I hurried to the door and looked out. A battered roadster, which had apparently come from Williams street along our private road and entered the graveled driveway from the rear, had banged up against the curb of one of the grass islands. Two young men in the roadster were arguing in a heated and highly alcoholic manner.

The idea of approaching two angry, unpredictable drunks didn't appeal to me, but I knew I couldn't let them stay there, making a disturbance that would be sure to annoy our customers. "Thish ish too the highway!" one of the men roared.

"No, it ish not! Thash the highway over there, where the lightsh are! You better let me drive, you're drunk, don't even know where the highway ish."

They struggled for a moment over possession of the steering wheel. Finally the one who had been driving said, "You're drunk yourshelf. Here, you better drive."

They traded seats, with painstaking clumsiness. Then they sat quietly for a moment, apparently about to go to sleep.

I was trying to coax my reluctant legs to carry me fiercely toward them when, to my relief, the new driver started the car and pulled out onto the highway. I hoped they would get safely wherever they were going.

At last I relaxed and went to sleep. Anyone who drove up wanting a cabin would ring the bell by the office door, anyway.

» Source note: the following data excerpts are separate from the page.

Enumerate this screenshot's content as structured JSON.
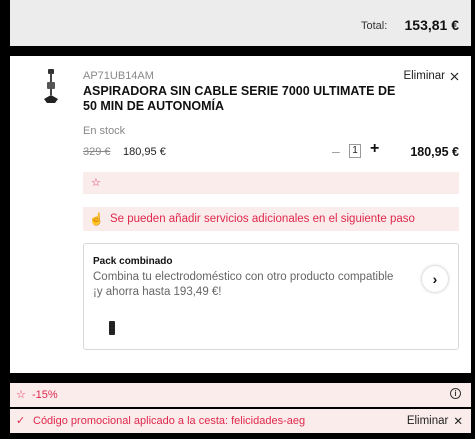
{
  "summary": {
    "total_label": "Total:",
    "total_value": "153,81 €"
  },
  "product": {
    "sku": "AP71UB14AM",
    "title": "ASPIRADORA SIN CABLE SERIE 7000 ULTIMATE DE 50 MIN DE AUTONOMÍA",
    "stock": "En stock",
    "old_price": "329 €",
    "new_price": "180,95 €",
    "remove_label": "Eliminar",
    "remove_icon": "close-icon",
    "quantity": "1",
    "minus_label": "–",
    "plus_label": "+",
    "line_total": "180,95 €"
  },
  "promo_star_row": {
    "icon": "star-icon",
    "star_glyph": "☆"
  },
  "services": {
    "icon": "hand-pointer-icon",
    "hand_glyph": "☝",
    "text": "Se pueden añadir servicios adicionales en el siguiente paso"
  },
  "pack": {
    "title": "Pack combinado",
    "description": "Combina tu electrodoméstico con otro producto compatible ¡y ahorra hasta 193,49 €!",
    "arrow_icon": "chevron-right-icon",
    "arrow_glyph": "›"
  },
  "discount": {
    "star_glyph": "☆",
    "percent": "-15%",
    "info_glyph": "i"
  },
  "coupon": {
    "check_glyph": "✓",
    "message": "Código promocional aplicado a la cesta: felicidades-aeg",
    "remove_label": "Eliminar",
    "remove_glyph": "✕"
  },
  "colors": {
    "accent": "#e0284b",
    "promo_background": "#fbecec",
    "summary_background": "#ececec"
  }
}
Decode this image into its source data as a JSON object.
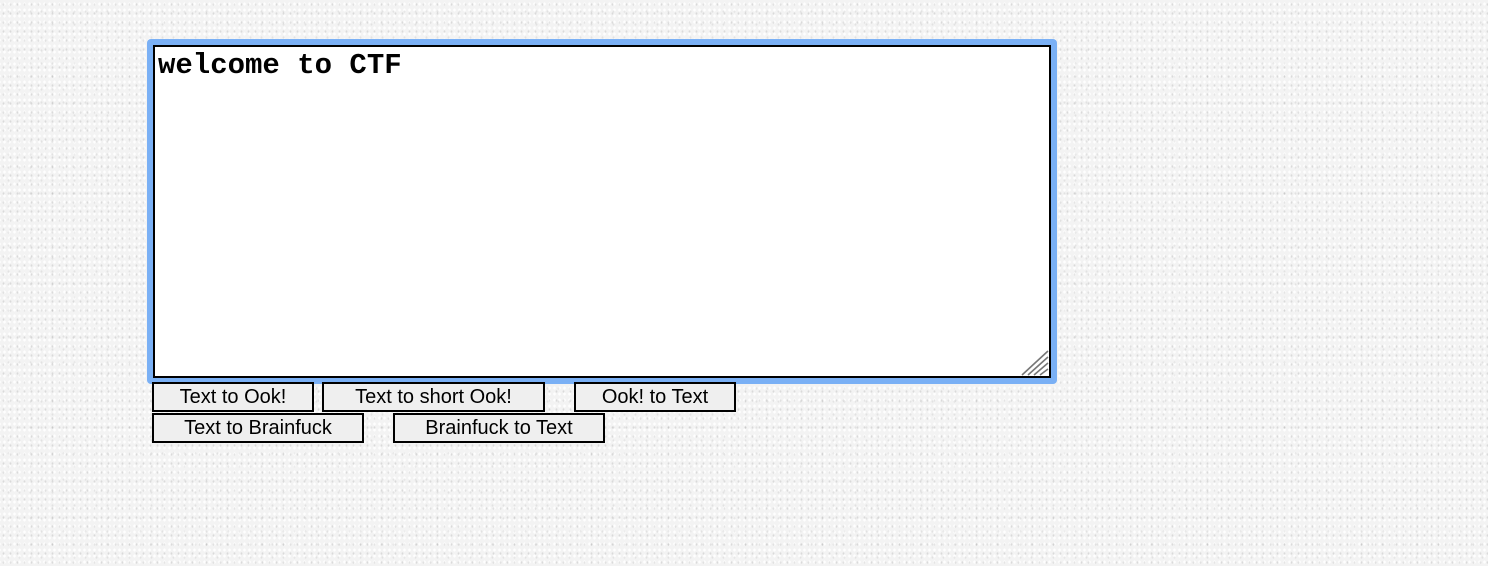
{
  "editor": {
    "value": "welcome to CTF"
  },
  "buttons": {
    "text_to_ook": "Text to Ook!",
    "text_to_short_ook": "Text to short Ook!",
    "ook_to_text": "Ook! to Text",
    "text_to_brainfuck": "Text to Brainfuck",
    "brainfuck_to_text": "Brainfuck to Text"
  },
  "colors": {
    "focus_ring": "#7ab0f5",
    "button_bg": "#efefef",
    "page_bg": "#f3f3f3"
  },
  "icons": {
    "resize_grip": "resize-grip-icon"
  }
}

I couldn't have been asleep more than five minutes when the bell rang for the first time. I rented four more cabins during the night, each about an hour after the other. Nervousness and excitement kept me awake about half an hour after I rented each cabin, and I'd just be drifting into the sounder stages of sleep when the bell would ring again.

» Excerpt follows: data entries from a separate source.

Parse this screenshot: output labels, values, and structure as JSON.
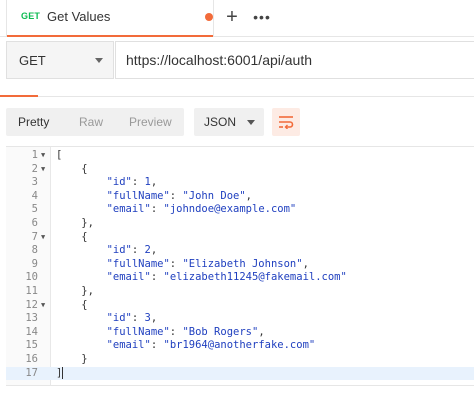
{
  "tab": {
    "method": "GET",
    "title": "Get Values",
    "add_label": "+",
    "more_label": "•••"
  },
  "request": {
    "method": "GET",
    "url": "https://localhost:6001/api/auth"
  },
  "response_toolbar": {
    "views": [
      "Pretty",
      "Raw",
      "Preview"
    ],
    "active_view": "Pretty",
    "format": "JSON"
  },
  "colors": {
    "accent": "#f26b3a",
    "method_get": "#0cbb52",
    "json_value": "#1f3fbf"
  },
  "body_lines": [
    {
      "n": "1",
      "fold": true,
      "t": [
        [
          "p",
          "["
        ]
      ]
    },
    {
      "n": "2",
      "fold": true,
      "t": [
        [
          "p",
          "    {"
        ]
      ]
    },
    {
      "n": "3",
      "t": [
        [
          "p",
          "        "
        ],
        [
          "k",
          "\"id\""
        ],
        [
          "p",
          ": "
        ],
        [
          "n",
          "1"
        ],
        [
          "p",
          ","
        ]
      ]
    },
    {
      "n": "4",
      "t": [
        [
          "p",
          "        "
        ],
        [
          "k",
          "\"fullName\""
        ],
        [
          "p",
          ": "
        ],
        [
          "s",
          "\"John Doe\""
        ],
        [
          "p",
          ","
        ]
      ]
    },
    {
      "n": "5",
      "t": [
        [
          "p",
          "        "
        ],
        [
          "k",
          "\"email\""
        ],
        [
          "p",
          ": "
        ],
        [
          "s",
          "\"johndoe@example.com\""
        ]
      ]
    },
    {
      "n": "6",
      "t": [
        [
          "p",
          "    },"
        ]
      ]
    },
    {
      "n": "7",
      "fold": true,
      "t": [
        [
          "p",
          "    {"
        ]
      ]
    },
    {
      "n": "8",
      "t": [
        [
          "p",
          "        "
        ],
        [
          "k",
          "\"id\""
        ],
        [
          "p",
          ": "
        ],
        [
          "n",
          "2"
        ],
        [
          "p",
          ","
        ]
      ]
    },
    {
      "n": "9",
      "t": [
        [
          "p",
          "        "
        ],
        [
          "k",
          "\"fullName\""
        ],
        [
          "p",
          ": "
        ],
        [
          "s",
          "\"Elizabeth Johnson\""
        ],
        [
          "p",
          ","
        ]
      ]
    },
    {
      "n": "10",
      "t": [
        [
          "p",
          "        "
        ],
        [
          "k",
          "\"email\""
        ],
        [
          "p",
          ": "
        ],
        [
          "s",
          "\"elizabeth11245@fakemail.com\""
        ]
      ]
    },
    {
      "n": "11",
      "t": [
        [
          "p",
          "    },"
        ]
      ]
    },
    {
      "n": "12",
      "fold": true,
      "t": [
        [
          "p",
          "    {"
        ]
      ]
    },
    {
      "n": "13",
      "t": [
        [
          "p",
          "        "
        ],
        [
          "k",
          "\"id\""
        ],
        [
          "p",
          ": "
        ],
        [
          "n",
          "3"
        ],
        [
          "p",
          ","
        ]
      ]
    },
    {
      "n": "14",
      "t": [
        [
          "p",
          "        "
        ],
        [
          "k",
          "\"fullName\""
        ],
        [
          "p",
          ": "
        ],
        [
          "s",
          "\"Bob Rogers\""
        ],
        [
          "p",
          ","
        ]
      ]
    },
    {
      "n": "15",
      "t": [
        [
          "p",
          "        "
        ],
        [
          "k",
          "\"email\""
        ],
        [
          "p",
          ": "
        ],
        [
          "s",
          "\"br1964@anotherfake.com\""
        ]
      ]
    },
    {
      "n": "16",
      "t": [
        [
          "p",
          "    }"
        ]
      ]
    },
    {
      "n": "17",
      "active": true,
      "t": [
        [
          "p",
          "]"
        ]
      ]
    }
  ]
}
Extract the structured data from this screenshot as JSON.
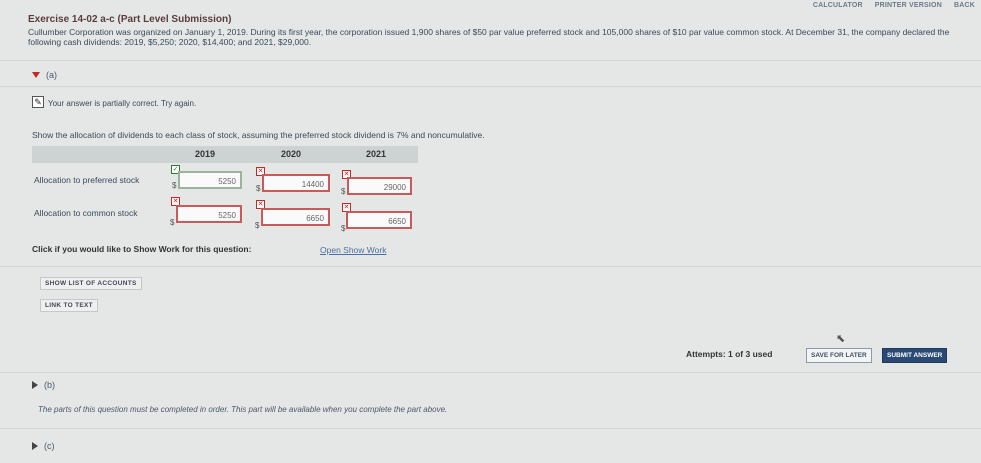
{
  "toolbar": {
    "calculator": "CALCULATOR",
    "printer_version": "PRINTER VERSION",
    "back": "BACK"
  },
  "exercise": {
    "title": "Exercise 14-02 a-c (Part Level Submission)",
    "text": "Cullumber Corporation was organized on January 1, 2019. During its first year, the corporation issued 1,900 shares of $50 par value preferred stock and 105,000 shares of $10 par value common stock. At December 31, the company declared the following cash dividends: 2019, $5,250; 2020, $14,400; and 2021, $29,000."
  },
  "part_a": {
    "label": "(a)",
    "status": "Your answer is partially correct.  Try again.",
    "instruction": "Show the allocation of dividends to each class of stock, assuming the preferred stock dividend is 7% and noncumulative.",
    "years": [
      "2019",
      "2020",
      "2021"
    ],
    "rows": [
      {
        "label": "Allocation to preferred stock",
        "values": [
          "5250",
          "14400",
          "29000"
        ]
      },
      {
        "label": "Allocation to common stock",
        "values": [
          "5250",
          "6650",
          "6650"
        ]
      }
    ],
    "currency": "$",
    "show_work_label": "Click if you would like to Show Work for this question:",
    "show_work_link": "Open Show Work"
  },
  "buttons": {
    "show_list": "SHOW LIST OF ACCOUNTS",
    "link_to_text": "LINK TO TEXT",
    "save_later": "SAVE FOR LATER",
    "submit": "SUBMIT ANSWER"
  },
  "attempts": "Attempts: 1 of 3 used",
  "part_b": {
    "label": "(b)",
    "note": "The parts of this question must be completed in order. This part will be available when you complete the part above."
  },
  "part_c": {
    "label": "(c)"
  },
  "colors": {
    "incorrect": "#c62828",
    "correct": "#2e7d32",
    "submit_bg": "#2a4a74"
  }
}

It wasn't a very restful night.

In the morning Mrs. Clark, the husky maid, came to work in the cabins. She was, in a bristling way, proud of her dark complexion and her Irish-Italian ancestry, and contemptuous of "them funny-lookin' foreigners that's always stayin' in your cabins," but she seemed to enjoy the work of cleaning the cabins, and did it with a zest and speed I could never have equaled. When I got the children fed and dressed and the baby in her playpen, I decided to tackle the mountainous heap of laundry. The laundry truck was due in a couple of hours; and I felt sure that, on the first day at least, it would take me almost as long to sort and count and list the dirty things as it would have to actually wash and iron them myself.